我是大漠的汉子,豪爽坦诚的性格让我时刻思考着该如何拉近我和同事们的关系,我决定借着发工资的借口请个小客,半上午,我决定去学校小卖部买些瓜子、糖、和一些小吃。初中部的老师我还有些不太熟悉,小学部的有三间办公室,我想着每个办公室送一些。
小卖部的门大敞着,我径直走了进去,杨莹低头算着帐。
“买什么?”依旧低着头,乌黑的长发在脑后扎成高高的一束。
“糖、瓜子,再随便拿些好吃。”我说着。
杨莹抬起了头,惊奇的看着我。
“你这是给谁买?”
“我自己呀。怎么了?”我笑着看向她。
“瞎说,你一个大男人买什么瓜子、糖、小吃。怎么,给学生买的?”杨莹站起来身,走向货架。

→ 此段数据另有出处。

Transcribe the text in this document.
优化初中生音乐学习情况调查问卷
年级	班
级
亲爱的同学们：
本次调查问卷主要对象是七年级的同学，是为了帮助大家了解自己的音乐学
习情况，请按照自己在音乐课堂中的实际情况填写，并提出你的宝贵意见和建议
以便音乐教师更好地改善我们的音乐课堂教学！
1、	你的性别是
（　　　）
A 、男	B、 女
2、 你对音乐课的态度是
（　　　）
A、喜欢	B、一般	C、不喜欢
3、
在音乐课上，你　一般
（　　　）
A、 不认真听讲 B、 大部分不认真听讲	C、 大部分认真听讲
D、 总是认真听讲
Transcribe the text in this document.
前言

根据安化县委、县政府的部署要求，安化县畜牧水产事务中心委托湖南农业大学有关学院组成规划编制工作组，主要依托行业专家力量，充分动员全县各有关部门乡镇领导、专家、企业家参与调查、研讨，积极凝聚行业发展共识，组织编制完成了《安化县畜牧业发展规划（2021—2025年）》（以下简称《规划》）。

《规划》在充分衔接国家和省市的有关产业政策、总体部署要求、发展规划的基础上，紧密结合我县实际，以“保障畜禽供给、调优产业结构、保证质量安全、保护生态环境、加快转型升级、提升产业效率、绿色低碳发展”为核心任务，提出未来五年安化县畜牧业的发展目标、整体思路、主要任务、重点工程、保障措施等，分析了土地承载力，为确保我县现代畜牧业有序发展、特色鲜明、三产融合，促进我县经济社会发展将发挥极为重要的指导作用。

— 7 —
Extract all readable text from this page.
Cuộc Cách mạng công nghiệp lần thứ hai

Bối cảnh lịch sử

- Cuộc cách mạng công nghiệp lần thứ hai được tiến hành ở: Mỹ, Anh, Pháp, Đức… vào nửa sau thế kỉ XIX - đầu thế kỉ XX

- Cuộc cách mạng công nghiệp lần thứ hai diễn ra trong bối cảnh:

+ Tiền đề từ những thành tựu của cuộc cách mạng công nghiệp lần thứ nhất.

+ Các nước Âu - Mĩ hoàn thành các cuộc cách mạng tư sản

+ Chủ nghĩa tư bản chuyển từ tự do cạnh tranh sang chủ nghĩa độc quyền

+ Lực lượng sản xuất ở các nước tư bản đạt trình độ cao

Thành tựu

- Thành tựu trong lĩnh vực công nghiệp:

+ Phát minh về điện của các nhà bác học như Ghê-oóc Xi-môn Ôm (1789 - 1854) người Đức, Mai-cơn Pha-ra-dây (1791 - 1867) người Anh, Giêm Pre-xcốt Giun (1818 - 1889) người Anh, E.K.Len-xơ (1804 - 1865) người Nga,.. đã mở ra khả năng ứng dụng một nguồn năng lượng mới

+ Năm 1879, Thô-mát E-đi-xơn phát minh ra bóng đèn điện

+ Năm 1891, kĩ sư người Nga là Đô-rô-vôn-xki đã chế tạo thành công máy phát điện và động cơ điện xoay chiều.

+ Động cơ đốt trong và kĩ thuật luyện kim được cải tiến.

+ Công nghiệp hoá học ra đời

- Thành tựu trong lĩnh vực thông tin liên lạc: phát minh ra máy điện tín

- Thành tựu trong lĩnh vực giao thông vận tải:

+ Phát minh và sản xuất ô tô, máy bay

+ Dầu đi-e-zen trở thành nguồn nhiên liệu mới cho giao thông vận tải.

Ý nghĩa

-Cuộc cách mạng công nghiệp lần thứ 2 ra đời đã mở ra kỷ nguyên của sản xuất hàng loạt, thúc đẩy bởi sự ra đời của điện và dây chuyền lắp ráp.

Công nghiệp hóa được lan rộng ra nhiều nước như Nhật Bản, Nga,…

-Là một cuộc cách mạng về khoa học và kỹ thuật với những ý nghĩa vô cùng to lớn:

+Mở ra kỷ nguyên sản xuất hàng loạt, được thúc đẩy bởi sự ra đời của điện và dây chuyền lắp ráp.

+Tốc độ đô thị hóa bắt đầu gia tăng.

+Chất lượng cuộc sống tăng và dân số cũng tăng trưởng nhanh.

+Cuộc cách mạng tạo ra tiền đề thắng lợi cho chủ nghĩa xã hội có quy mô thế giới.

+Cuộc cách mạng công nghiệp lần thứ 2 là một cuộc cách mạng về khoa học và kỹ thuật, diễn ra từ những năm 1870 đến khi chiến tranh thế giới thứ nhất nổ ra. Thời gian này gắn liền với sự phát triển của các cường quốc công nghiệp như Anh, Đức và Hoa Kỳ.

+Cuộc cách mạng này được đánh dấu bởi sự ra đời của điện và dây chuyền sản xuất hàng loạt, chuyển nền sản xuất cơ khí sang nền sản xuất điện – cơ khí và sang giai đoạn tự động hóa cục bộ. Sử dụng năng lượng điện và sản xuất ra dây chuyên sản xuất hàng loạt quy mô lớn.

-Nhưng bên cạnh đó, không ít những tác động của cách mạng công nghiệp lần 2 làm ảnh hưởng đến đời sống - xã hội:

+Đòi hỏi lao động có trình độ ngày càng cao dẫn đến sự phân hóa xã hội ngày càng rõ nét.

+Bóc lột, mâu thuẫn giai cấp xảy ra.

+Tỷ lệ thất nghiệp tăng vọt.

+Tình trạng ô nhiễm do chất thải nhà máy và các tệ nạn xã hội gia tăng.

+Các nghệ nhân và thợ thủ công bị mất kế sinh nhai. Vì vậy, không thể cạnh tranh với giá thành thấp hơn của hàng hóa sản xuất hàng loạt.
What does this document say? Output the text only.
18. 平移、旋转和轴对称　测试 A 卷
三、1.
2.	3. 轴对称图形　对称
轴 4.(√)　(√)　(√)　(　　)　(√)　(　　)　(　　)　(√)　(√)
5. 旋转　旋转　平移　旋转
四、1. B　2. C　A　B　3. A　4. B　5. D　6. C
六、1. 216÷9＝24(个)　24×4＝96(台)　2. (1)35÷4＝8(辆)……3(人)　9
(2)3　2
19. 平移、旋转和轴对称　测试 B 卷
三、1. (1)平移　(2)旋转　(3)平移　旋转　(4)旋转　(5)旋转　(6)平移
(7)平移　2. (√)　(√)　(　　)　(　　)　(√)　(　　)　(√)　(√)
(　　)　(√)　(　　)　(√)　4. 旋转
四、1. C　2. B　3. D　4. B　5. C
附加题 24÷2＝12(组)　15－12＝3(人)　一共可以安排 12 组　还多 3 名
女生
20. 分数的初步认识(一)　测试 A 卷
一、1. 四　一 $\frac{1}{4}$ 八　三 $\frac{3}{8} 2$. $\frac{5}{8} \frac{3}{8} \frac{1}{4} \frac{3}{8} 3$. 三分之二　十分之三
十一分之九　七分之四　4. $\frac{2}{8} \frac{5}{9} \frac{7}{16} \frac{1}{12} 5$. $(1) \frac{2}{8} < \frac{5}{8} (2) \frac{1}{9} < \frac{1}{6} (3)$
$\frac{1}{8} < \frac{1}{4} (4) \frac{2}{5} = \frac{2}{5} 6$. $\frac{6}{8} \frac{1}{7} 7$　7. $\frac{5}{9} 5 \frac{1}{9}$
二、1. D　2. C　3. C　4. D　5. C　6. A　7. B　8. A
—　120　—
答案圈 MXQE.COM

“糖有好几种,要哪一种?”她看着我,大眼睛忽闪忽闪。
“要好一点的,奶糖。三四斤吧。”我回答着。
杨莹称着,之后又是瓜子,随后便是小卖部仅有的小吃。
杨莹文化不高,算盘竟打的出奇的好,我眼花缭乱的看着,吃惊的张着嘴。
“三十六块九。”两分钟的时间,结果便出现在了算盘上。
我摇着头:“看来我小看你了。”我向杨莹竖着大拇指。
杨莹淡淡的微笑着,瞥我一眼:“你以为只有你们有文化。”
我趁机说服起了杨莹。
“其实你很聪明,年龄也不大,再念几年书,考个中专什么的多好。”我是真诚的。
“你怎么和我爸一样,我现在不也挺好吗?念书念书,就知道念书。”她的大眼睛又瞥向我。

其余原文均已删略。